De même, bien qu’il s’agisse d’un accident, le crash du LZ 129 Hindenburg apparaît comme une vision illusoire d’horreur. Aujourd’hui, cette tragédie représente la première véritable catastrophe aérienne de l’histoire. La présence de nombreux photographes et caméras crée une situation paradoxale, lui conférant une importance non négligeable, voire démesurée par rapport aux pertes humaines d’autres catastrophes où moins d’images sont produites.

De l’Histoire au 45 tours

En 1969, la photographie quitte les archives historiques et médiatiques et devient un tout autre symbole. Cette année-là, le groupe de rock Led Zeppelin, signé par le label Atlantic et faisant suite au groupe New Yarbirds, invite le graphiste George Hardie pour la pochette de leur premier album Led Zeppelin. Ce dernier utilisera la technique du pointillisme pour recréer les formes de la photographie originale à travers ses ombres et ses reflets. La photo iconique deviendra ainsi, malgré la polémique, l’identité visuelle des débuts de Led Zeppelin.

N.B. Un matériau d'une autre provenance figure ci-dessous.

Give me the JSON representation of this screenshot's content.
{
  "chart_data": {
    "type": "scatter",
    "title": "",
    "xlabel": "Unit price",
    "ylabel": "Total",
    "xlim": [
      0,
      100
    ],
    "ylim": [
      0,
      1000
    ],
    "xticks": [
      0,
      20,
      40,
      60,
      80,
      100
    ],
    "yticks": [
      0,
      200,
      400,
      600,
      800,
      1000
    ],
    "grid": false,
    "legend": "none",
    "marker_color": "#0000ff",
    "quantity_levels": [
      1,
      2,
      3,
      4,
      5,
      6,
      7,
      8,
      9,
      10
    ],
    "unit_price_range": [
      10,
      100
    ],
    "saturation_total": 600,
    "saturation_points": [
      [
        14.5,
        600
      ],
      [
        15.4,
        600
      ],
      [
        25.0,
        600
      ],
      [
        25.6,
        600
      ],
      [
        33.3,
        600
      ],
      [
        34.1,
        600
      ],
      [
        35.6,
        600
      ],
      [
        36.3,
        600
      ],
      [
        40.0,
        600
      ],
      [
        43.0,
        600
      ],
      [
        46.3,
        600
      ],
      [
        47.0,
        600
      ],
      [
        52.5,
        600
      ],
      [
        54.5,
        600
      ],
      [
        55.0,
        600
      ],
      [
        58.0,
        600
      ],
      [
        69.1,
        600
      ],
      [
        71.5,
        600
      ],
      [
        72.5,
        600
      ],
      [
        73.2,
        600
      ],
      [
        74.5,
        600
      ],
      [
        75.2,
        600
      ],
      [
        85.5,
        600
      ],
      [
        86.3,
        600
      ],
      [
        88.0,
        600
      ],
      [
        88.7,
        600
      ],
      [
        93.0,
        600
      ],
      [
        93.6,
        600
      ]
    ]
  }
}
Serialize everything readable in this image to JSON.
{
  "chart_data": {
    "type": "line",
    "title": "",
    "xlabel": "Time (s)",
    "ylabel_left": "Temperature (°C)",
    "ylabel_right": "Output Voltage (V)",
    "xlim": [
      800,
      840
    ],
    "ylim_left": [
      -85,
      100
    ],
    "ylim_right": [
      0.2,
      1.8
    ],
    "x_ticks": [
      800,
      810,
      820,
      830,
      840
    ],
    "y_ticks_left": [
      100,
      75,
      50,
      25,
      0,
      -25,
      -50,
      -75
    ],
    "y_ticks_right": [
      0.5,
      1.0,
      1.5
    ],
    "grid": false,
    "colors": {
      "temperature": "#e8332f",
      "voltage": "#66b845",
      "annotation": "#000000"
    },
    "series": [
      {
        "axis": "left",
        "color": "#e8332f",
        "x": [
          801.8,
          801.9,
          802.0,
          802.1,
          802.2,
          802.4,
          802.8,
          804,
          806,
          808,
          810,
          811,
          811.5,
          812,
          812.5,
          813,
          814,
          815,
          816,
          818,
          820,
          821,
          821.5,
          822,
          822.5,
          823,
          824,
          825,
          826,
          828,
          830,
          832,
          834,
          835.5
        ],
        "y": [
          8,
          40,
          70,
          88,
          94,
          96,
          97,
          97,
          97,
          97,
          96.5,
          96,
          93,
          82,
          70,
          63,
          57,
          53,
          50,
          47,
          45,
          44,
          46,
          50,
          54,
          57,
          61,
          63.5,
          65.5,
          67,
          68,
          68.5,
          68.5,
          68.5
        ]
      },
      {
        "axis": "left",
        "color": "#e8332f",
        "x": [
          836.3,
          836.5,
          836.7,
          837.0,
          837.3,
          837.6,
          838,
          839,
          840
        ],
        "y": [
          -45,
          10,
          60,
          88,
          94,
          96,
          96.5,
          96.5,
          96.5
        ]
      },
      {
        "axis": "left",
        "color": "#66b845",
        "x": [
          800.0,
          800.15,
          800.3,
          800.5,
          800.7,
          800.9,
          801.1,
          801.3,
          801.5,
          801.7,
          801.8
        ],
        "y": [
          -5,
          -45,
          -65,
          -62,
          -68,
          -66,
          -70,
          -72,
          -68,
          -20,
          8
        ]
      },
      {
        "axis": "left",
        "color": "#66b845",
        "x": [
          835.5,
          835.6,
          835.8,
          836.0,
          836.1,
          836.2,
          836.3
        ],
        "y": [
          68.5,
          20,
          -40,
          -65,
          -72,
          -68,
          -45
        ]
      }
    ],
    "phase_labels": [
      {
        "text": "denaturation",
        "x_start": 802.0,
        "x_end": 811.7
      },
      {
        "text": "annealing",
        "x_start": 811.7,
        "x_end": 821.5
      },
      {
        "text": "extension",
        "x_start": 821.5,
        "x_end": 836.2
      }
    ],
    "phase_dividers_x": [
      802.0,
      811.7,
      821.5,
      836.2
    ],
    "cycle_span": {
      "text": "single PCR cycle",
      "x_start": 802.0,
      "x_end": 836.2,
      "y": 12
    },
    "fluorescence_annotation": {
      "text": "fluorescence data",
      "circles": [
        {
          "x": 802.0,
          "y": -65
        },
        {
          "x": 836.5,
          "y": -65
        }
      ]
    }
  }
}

Sam Shere, à propos de sa photographie, a déclaré au magazine Art Voices/South en 1980 : « Il me restait deux clichés dans mon appareil photo Speed ​​​​​​​​​​​​​​​​​​​​. Je me suis brûlé à la taille. Tout s’est passé si vite que c’était la seule chose à faire. » L’auteur a ajouté qu’il était « au bon endroit au bon moment », parmi de nombreux autres photographes et même des sociétés cinématographiques (Pathé, Universal, Paramount) qui ont pris des photos qui, selon lui, étaient similaires aux siennes.

Et pourtant, par ce geste spontané, presque inconscient et automatique, l’Histoire demeure, grâce à une image parmi tant d’autres. La couverture médiatique de l’accident de Hindenburg et les images qui s’y rapportent dépassent de loin l’étendue des dégâts matériels et humains que l’événement a causés.

Cet aspect intemporel de la photographie permet sa redécouverte et sa réécriture artistique, comme dans le cas des membres de Led Zeppelin qui, entre les mains de George Hardie, ont décidé de donner un nouveau contenu à une image surmédiatisée.